Admitted: Stanford, Yale, UChicago
I formed a theory of mind when I was three or four, recognizing that others have mental states different from my own. But it took me sixteen years to realize that everyone has different ears. Up to that point I had assumed all ears looked pretty much the same, and therefore used my own – from photos – as reference when drawing those of other people. (It’s always easier to use yourself – the one model that will never complain.)
It wasn’t until I took an interest in photorealism and began to practice it, paying attention to every detail in a photo, that I realized that this had been a mistake. Ears are as unique and diverse as fingerprints. Free and attached lobes are just the beginning – the curvature of the outer helix is different for everyone, as well as the degree to which it is folded inwards. The thicknesses of the lobes are unique. The protrusion of skin into the ear from the temple, called the tragus, varies in each individual. So does the depth of the hollow next to the ear canal (called the concha – and I find Caucasians tend to have deeper conchae than do Asians). Trying to accurately draw other people’s ears after only drawing my own was trying to speak a Seoul dialect in Kyungsangdo – communication was possible but difficult.
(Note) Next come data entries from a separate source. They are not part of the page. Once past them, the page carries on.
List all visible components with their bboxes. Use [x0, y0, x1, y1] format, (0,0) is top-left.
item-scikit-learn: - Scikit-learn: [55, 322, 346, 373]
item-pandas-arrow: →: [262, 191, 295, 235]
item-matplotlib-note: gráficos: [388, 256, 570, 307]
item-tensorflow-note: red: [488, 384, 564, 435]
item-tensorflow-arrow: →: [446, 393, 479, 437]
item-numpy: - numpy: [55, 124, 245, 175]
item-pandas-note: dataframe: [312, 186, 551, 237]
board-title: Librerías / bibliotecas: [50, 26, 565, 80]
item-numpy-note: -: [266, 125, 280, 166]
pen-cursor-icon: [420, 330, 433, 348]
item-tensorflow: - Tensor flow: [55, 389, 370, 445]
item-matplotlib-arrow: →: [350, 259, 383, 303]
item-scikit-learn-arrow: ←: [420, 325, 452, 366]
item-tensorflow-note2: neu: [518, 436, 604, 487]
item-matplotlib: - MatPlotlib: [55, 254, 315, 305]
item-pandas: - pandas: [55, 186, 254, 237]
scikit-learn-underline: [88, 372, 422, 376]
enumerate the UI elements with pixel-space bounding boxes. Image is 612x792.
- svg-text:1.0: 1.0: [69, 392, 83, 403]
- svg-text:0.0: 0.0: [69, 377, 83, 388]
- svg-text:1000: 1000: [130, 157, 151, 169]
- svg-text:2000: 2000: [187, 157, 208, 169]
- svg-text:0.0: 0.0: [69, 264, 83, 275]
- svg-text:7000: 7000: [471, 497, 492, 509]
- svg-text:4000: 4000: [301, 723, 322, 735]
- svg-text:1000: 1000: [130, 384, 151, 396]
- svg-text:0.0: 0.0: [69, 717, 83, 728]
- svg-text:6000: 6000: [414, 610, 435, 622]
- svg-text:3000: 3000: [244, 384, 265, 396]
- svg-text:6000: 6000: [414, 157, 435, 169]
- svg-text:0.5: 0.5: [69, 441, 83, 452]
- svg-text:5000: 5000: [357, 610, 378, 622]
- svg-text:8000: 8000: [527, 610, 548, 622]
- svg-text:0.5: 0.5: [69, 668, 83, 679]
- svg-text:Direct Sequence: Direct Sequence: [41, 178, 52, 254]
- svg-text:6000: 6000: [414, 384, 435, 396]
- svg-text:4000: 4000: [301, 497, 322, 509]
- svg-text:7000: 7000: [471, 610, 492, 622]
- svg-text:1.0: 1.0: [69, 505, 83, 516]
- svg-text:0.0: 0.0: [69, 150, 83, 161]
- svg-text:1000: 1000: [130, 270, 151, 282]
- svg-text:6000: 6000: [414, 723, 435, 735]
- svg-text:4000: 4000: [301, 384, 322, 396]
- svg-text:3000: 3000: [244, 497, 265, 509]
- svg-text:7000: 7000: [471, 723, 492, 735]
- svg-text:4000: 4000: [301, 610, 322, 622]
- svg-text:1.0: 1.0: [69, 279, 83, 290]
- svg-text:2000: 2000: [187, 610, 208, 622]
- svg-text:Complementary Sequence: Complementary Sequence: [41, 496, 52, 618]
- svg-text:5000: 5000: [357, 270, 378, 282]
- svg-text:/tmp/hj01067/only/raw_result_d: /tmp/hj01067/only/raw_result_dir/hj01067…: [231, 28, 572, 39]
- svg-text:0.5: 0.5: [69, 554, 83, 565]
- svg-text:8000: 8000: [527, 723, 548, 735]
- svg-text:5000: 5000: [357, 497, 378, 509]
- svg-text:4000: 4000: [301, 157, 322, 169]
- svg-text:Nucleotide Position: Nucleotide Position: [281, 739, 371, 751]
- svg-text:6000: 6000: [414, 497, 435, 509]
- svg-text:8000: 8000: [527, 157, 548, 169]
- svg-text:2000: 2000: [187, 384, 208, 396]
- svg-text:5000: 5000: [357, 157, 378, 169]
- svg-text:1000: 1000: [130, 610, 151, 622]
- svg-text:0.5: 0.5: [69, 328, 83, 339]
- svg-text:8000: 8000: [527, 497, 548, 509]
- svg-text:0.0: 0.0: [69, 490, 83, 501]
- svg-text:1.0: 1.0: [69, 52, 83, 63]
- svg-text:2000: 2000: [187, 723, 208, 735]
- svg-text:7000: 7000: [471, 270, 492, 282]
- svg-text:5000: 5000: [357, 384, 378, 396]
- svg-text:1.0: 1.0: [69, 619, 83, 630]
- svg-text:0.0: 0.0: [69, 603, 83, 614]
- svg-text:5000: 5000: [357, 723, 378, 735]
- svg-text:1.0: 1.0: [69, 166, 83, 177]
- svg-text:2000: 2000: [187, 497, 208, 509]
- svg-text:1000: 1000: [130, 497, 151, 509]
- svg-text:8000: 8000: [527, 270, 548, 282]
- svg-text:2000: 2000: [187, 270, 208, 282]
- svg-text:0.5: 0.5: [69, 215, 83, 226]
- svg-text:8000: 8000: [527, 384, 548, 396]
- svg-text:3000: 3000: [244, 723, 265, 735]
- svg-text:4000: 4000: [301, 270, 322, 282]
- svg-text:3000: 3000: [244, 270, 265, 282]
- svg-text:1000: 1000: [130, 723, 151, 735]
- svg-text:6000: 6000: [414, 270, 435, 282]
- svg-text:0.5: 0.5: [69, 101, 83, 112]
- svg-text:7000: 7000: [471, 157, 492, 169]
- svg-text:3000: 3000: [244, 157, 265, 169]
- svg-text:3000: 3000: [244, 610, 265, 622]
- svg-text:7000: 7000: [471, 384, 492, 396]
But people don’t look at ears. Cartoonists get away with drawing ears as little ‘c’s while depicting other features more or less accurately, within the margins of error of caricature. People note the slant of the eyes and the creases around them, the width and arch of the eyebrows, the contours of the lips and nose. More subtly, cheekbones. Significantly, jawlines. And the slow, delightfully challenging sag of the features that comes with age. These are things people look at: the important things, the features that matter – the ones that are noted, quantified, and judged. So there was no urgent reason for me – for whom portraits are just a hobby – to perfect drawing ears. The ear is a visual addendum, tucked away at the sides of the face and omitted from the evaluation process. I could draw an otherwise accurate profile of a classmate but give her the Pope’s ears and no one would blink.
Nevertheless, I do take pleasure in getting the ears right. Firstly, it’s personal, perfectionist concession – I didn’t fudge any details, I made it as accurate as my skill would allow. A complex landscape of skin concentrated in a small space – what a delight to perfect.
Secondly, ears are beautiful. True, they don’t have the density of expression or visible diversity that eyes do. They don’t have the range of emotion of the lips. They don’t have the subtlety and difficulty of cheekbones. What they do have is a certain placid idiosyncrasy – the ears are the place for idiosyncrasy – all those whimsical curves and troughs that are impossible to simplify. There are few unusual ears, because there are no usual ones. Although they’re easy to overlook, each one is new and startling, and an exquisite pleasure to draw.